HoneyChat HoneyChat

Astro + Next.js + FastAPI in One Repo: The Deploy Contracts We Wish We'd Written Day One

· sm1ck · 6 min read
Astro + Next.js + FastAPI in One Repo: The Deploy Contracts We Wish We'd Written Day One

HoneyChat is three frontends and one backend in one monorepo, all running on a single 32 GB / 16-core Xeon host:

  • Astro (website/) — static MDX + RSS, serves the marketing site, blog and SEO landing pages. ~1,000 pages × 20 languages.
  • Next.js 15 (web/) — SSR, serves the product surfaces: pricing, character profile, chat, profile, payments. The main DAU canvas (ChatRoom.tsx is ~3,000 lines).
  • React + Vite Mini App (miniapp/) — opens inside the Telegram WebApp client. 20 languages. PWA + service worker.
  • FastAPI (api/main.py, uvicorn --workers 4) behind nginx, serving both frontends.
  • aiogram Telegram bot (bot/main.py) — polling, separate process.

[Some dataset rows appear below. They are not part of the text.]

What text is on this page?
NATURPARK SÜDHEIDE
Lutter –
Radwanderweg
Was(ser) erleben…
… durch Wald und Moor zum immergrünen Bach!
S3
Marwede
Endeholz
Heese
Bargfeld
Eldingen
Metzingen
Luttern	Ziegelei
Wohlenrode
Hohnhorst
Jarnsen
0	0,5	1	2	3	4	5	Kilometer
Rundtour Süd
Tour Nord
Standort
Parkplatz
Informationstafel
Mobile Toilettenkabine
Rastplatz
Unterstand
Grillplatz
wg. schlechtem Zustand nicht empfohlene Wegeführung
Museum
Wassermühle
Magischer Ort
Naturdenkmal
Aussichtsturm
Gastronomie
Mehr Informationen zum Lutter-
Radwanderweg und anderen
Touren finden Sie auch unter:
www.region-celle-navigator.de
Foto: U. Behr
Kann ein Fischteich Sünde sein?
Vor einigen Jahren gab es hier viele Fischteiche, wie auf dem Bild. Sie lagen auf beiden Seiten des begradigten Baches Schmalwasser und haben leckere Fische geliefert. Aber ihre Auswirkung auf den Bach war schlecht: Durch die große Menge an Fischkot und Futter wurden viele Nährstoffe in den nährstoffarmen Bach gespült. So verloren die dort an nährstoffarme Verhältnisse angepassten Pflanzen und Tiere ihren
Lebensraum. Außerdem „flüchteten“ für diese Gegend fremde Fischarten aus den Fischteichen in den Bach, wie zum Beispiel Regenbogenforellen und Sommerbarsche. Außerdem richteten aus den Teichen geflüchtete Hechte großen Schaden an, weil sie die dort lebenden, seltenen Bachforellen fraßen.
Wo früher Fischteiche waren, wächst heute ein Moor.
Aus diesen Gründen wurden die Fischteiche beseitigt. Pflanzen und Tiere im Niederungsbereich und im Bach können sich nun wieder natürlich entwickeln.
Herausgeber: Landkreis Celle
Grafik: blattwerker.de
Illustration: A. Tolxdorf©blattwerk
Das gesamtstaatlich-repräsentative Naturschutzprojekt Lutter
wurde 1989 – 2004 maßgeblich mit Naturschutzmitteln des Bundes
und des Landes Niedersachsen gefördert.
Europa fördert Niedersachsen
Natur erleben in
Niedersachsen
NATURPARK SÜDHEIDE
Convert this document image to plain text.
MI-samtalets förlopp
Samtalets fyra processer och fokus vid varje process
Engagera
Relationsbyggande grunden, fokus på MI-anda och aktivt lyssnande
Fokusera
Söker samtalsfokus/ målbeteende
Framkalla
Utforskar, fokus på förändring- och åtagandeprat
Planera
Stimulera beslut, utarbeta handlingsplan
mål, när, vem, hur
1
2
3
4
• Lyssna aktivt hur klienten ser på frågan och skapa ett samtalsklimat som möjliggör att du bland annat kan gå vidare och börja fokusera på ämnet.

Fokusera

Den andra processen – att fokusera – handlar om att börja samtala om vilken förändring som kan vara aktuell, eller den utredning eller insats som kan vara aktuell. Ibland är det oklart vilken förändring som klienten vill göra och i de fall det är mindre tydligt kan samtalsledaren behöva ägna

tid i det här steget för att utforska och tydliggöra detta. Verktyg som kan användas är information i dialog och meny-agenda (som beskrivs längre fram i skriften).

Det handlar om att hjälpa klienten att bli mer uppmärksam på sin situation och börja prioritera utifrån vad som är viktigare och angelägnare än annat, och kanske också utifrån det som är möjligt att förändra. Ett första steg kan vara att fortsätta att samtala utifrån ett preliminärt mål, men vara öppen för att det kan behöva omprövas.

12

On top of that, the docker-compose.yml defines ~14 services that all need to play nicely on deploy: bot, api, nextjs, celery_worker, celery_beat, gen_worker, lora_worker, cleanup_worker, retention_email_worker, postgres, redis, chromadb, nginx, certbot. Two docker networks: internal (service-to-service) and external (nginx only, ports 80/443).

For about six months, every other deploy broke something. A new Astro build that looked fine locally would 404 in production. A FastAPI rebuild would surface as 502 Bad Gateway for ten minutes. A working Mini App would silently keep serving the old bundle for users with the PWA installed.

None of these were code bugs. They were deploy-pipeline bugs. Specifically, five of them, repeated.

Here’s the contract we run now.

Rule 1: --force-recreate for Python, not restart

docker compose restart api does not re-read the built image. It restarts the process inside the existing container with the existing filesystem. If the image has been rebuilt with new Python code, restart won’t pick it up. The change ships only after the next time the container is replaced.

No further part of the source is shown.